Raw numbers have lied about real performance since the 8-bit days, so that won't do you any good.
It also is not a constant in terms of the output we see. The PS2 is an excellent example of how inferior hardware can produce comparable results due to far more development priority. Developers really worked to maximize everything the PS2 could do and found a lot of advanced tricks to that end. Meanwhile the Vita and Wii U are likely two systems that punched well below their actual weight due to lack of life cycle and developer interest.
Analogy is probably the best way to understand a system's current horsepower, and ideally with as few additional fixed variables (developers, release window, etc.) as possible.
Thankfully we have a great example with Breath of the Wild. Both made by the same Nintendo development team. Both released at basically the same time. I'd probably give a "pulled from my buttocks" frames per second "average" (i.e. what you'll experience by just playing the game, not stress testing specific areas) on each respective version (Wii U, handheld Switch, docked Switch, later two post patch) at 24 FPS, 29 FPS, 27 FPS.
Now if we just play along and say those are roughly accurate average estimates we can calculate pixel throughput per second, as follows:
Wii U - 720p or 921,600 pixels per frame x 24 frames per second = 22.118M pixels per second.
Switch Handheld - 921,600 pixels per frame x 29 frames per seond = 26.726M pixels per second, a roughly 20% increase in pixel throughput.
Switch Docked - 900p so 1,440,000 pixels per frame x 27 frames per second = 38.88M pixels per second, a roughly 45% increase over the handheld mode, and a 75% increase over the Wii U.
For comparison the PS3 v. PS4 versions of The Last of Us were:
PS3 - 720p (921,600 pixels) per frame x approximately 27 frames per second = 24.883M
PS4 - 1080p (2.1M pixels) per frame x 60 frames per second = 126M
So a roughly 500% increase in pixel throughput from an end of life game ported to new hardware.
*DISCLAIMER* Not all frames are rendered equally. This does not work on a game v. game comparison. These examples used here are to show the difference in performance between the same game from one generation of hardware versus it's next generation release.
So with that out of the way, you can see where a claim of the PS4 being 5 times more powerful than the PS3 is something you can meaningfully back up with math.
The Switch versus the Wii U however shows that the system is much closer to it's predecessor than what we typically associate a generational transition with in the console space.
That is a direct product of the fact that the Switch is not actually the Wii U's direct successor. It is more the successor to the 3DS but design in such a way so as to allow Nintendo to merge their two markets (handheld and console) onto a single platform. Some in this thread have stated that Switch games will perpetually be held back by the handheld mode demand. While technically true, games will be designed based on an acceptable performance threshold in handheld mode, that isn't really holding the games back in my opinion. To me the Switch is much more like buying the latest Nintendo handheld and getting the Switch "Pro" for free via docked mode. This is even more relevant than the PS4 to PS4 Pro or XB1 to Scorpio upgrade as handhelds are traditionally not designed to be capable of outputting a native resolution worthy of being displayed on a TV screen. The Switch solves that out of the box.

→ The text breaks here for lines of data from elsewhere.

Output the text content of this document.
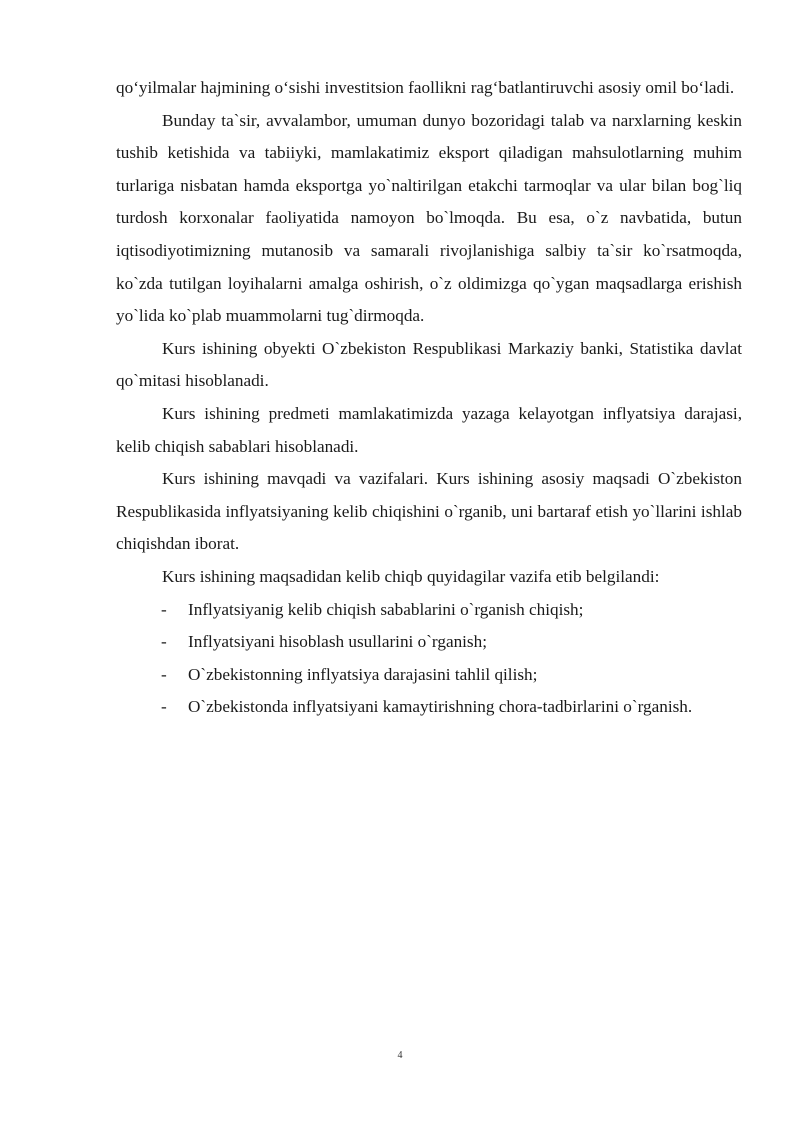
qo‘yilmalar hajmining o‘sishi investitsion faollikni rag‘batlantiruvchi asosiy omil bo‘ladi.

Bunday ta`sir, avvalambor, umuman dunyo bozoridagi talab va narxlarning keskin tushib ketishida va tabiiyki, mamlakatimiz eksport qiladigan mahsulotlarning muhim turlariga nisbatan hamda eksportga yo`naltirilgan etakchi tarmoqlar va ular bilan bog`liq turdosh korxonalar faoliyatida namoyon bo`lmoqda. Bu esa, o`z navbatida, butun iqtisodiyotimizning mutanosib va samarali rivojlanishiga salbiy ta`sir ko`rsatmoqda, ko`zda tutilgan loyihalarni amalga oshirish, o`z oldimizga qo`ygan maqsadlarga erishish yo`lida ko`plab muammolarni tug`dirmoqda.

Kurs ishining obyekti O`zbekiston Respublikasi Markaziy banki, Statistika davlat qo`mitasi hisoblanadi.

Kurs ishining predmeti mamlakatimizda yazaga kelayotgan inflyatsiya darajasi, kelib chiqish sabablari hisoblanadi.

Kurs ishining mavqadi va vazifalari. Kurs ishining asosiy maqsadi O`zbekiston Respublikasida inflyatsiyaning kelib chiqishini o`rganib, uni bartaraf etish yo`llarini ishlab chiqishdan iborat.

Kurs ishining maqsadidan kelib chiqb quyidagilar vazifa etib belgilandi:

- Inflyatsiyanig kelib chiqish sabablarini o`rganish chiqish;
- Inflyatsiyani hisoblash usullarini o`rganish;
- O`zbekistonning inflyatsiya darajasini tahlil qilish;
- O`zbekistonda inflyatsiyani kamaytirishning chora-tadbirlarini o`rganish.
4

I once said on this forum that to me the Wii U wasn't under powered as it delivered all the horsepower needed to deliver Nintendo's artistic vision. Zelda: BotW has made me recant that statement completely. If that is indicative of Nintendo's new level of output going forward I seriously question if the Switch is up to the task. Despite that however it is still the single best hardware offering Nintendo has presented to us since the SNES. No gimmicks like the Wii U tablet or Wii motion controls. Not missing the boat on key hardware features like they did with both the N64 and GC media choices. Not asking contemporary hardware MSRP for clearly aged tech like with the NDS or 3DS.
I loved most of those systems, but the successes were the result of software carrying otherwise questionable hardware across the finish line and the failures were almost always directly tied to their poor hardware choices. The Switch avoids any of the later that I can readily identify and therefore opens the door for the software to carry it.
It is the most powerful gaming dedicated handheld ever made, think of it like that and not as a quarter step into the current generation that it would be as a console, because doing anything else misses the real value in it's design.